We can never capture the subjective experience of that machine… Whatever the hell that means… So we can never know what it’s actual goal was, without retrospect.
A P Zombie theoretically has no data running within the copper but I don’t think that is literally possible at all, which is why I think P Zombies are nonsense.
Pong is something an outside observer can see. We can show something is playing pong simply by seeing it, and transferring the code to anither PC may be a mysterious process to all but you, but seeing pong on another device would be readily evident to any observer with the senses to perceive it.
Whether that computer feels the experience of playing pong is not something anyone but the computer itself can observe. We can transfer its code to another computer, and the new computer is the only one capable of assessing its own consciousness, because there is no outside phenomena to observe when the phenomena can only be described as an inner process.
Lol, this reads like the white paper for an AI start up, and contains just about as much abuse of jargon.
hell yeah gimme that VC money dawg. Critics like you are what the silicon valley types consider “Winning:”!
Yep, the comparison to silicone valley vcs is certainly apt
So no psychology either? Heals a lot of people though. But I agree, that science is not enough for every philosophical question about our minds and experience. It still has a place though.
We can see what therapies lead to specific results quite readily. If a certain therapy reduces suicides, that’s measurable and objective. Certainly there are elements of the field that aren’t good subjects for scientific method, but the field involves plenty of science
Yes, I agree. Also, I think I now got what you meant earlier and agree with that too.
Does it though? Despite the overwhelming spread of psychology, I don’t think people are on the whole ‘getting better’. Now, I don’t think that is exclusively psychology’s fault, but I do think that there are large elements of the human experience that are not addressed by psychology, and moreover, the replication crisis has shown that psychology is better understood as a roughly systemic discipline than a heuristic one.
Psychology is still bound to the material determinations that makes it a practicing profession.

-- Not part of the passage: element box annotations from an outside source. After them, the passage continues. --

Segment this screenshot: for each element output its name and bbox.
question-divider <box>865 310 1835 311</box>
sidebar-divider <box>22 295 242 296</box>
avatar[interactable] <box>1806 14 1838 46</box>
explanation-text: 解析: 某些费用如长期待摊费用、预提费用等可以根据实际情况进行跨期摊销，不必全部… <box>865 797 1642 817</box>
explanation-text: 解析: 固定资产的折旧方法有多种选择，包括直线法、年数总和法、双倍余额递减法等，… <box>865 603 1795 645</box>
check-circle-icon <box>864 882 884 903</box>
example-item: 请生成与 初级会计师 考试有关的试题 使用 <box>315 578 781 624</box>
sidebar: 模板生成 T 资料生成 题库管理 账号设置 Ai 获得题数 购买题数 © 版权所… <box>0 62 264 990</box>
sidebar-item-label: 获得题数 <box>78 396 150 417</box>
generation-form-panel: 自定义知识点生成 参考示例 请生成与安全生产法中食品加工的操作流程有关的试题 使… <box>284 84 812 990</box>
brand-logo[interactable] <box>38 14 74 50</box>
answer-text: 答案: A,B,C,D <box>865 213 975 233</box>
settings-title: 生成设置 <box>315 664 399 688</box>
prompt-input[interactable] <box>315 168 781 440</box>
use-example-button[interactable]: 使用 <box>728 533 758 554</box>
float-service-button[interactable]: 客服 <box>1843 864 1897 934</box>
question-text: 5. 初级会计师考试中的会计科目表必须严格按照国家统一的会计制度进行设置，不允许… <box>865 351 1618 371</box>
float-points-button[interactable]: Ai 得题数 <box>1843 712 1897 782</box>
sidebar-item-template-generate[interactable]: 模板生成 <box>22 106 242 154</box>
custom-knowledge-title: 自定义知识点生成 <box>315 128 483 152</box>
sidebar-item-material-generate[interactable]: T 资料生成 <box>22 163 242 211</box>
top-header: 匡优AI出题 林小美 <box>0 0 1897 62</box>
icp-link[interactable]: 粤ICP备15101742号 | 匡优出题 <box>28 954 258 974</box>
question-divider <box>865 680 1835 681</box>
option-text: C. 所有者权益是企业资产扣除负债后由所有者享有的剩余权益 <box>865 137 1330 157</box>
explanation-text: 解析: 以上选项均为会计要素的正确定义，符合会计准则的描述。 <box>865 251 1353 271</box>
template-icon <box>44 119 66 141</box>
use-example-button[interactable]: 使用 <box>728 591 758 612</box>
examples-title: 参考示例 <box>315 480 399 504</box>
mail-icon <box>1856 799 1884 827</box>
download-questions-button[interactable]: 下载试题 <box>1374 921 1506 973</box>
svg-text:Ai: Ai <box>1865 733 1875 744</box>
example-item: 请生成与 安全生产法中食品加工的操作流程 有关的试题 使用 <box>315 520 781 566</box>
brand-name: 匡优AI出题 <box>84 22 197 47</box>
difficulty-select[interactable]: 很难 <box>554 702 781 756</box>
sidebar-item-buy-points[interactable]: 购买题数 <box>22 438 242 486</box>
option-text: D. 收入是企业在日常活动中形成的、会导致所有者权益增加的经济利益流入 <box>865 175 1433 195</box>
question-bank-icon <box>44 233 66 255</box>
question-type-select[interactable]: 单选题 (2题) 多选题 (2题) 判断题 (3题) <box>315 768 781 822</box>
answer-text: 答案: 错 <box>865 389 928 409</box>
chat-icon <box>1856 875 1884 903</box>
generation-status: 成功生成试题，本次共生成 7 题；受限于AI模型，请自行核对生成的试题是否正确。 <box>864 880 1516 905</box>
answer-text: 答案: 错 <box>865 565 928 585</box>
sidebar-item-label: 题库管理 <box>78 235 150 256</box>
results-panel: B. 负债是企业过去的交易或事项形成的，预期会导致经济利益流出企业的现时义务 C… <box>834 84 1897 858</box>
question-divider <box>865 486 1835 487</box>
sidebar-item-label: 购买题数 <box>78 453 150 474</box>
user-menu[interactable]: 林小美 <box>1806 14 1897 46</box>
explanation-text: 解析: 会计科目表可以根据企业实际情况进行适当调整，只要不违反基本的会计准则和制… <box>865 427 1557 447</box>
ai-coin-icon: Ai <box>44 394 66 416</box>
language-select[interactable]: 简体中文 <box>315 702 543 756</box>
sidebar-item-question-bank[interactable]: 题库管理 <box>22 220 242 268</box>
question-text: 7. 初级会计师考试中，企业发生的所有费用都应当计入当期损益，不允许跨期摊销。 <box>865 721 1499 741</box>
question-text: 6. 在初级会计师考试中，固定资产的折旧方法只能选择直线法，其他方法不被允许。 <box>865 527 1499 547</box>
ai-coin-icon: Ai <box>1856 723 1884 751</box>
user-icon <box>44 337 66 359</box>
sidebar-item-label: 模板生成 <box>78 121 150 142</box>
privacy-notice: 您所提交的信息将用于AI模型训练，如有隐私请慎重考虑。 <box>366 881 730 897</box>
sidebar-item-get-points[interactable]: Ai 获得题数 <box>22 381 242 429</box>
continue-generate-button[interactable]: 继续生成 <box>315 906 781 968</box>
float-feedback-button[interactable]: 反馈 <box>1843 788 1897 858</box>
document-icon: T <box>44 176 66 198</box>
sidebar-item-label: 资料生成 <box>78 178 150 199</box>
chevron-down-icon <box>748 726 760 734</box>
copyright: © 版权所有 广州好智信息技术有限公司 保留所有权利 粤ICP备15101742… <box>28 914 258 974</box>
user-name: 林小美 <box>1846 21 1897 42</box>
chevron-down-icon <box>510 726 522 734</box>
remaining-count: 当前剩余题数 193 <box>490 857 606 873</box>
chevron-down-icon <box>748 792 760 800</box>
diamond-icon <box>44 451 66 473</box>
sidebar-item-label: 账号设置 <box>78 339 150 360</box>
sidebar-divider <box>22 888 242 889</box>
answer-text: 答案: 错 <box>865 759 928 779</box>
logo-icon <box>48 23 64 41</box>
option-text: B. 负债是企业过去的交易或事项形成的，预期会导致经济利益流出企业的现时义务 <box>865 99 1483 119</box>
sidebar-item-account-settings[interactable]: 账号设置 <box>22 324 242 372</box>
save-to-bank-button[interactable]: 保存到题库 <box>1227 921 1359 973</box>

One could say the same thing of meditation and zen, but that doesn’t mean it has a heuristic aspect to it.
i think a more precise version of what Dessa was trying to convey is more like: “the ultimate nature of consciousness isn’t a field of study for science,” which i agree with. you’re right re: psychology and neuroscience - that we can study how conscious experience seems to behave under certain conditions and contexts, and within certain baseline assumptions. and through that we find practical breakthroughs that can really help people.
Yes, I absolutely agree with that, some questions are metaphysical. I just think we shouldn’t discount the field of “talking to people about their subjective experiences and using the scientific method to see what effects them” as unscientific.
Consciousness must be a possible object of study, otherwise we are all reincarnations of Descartes!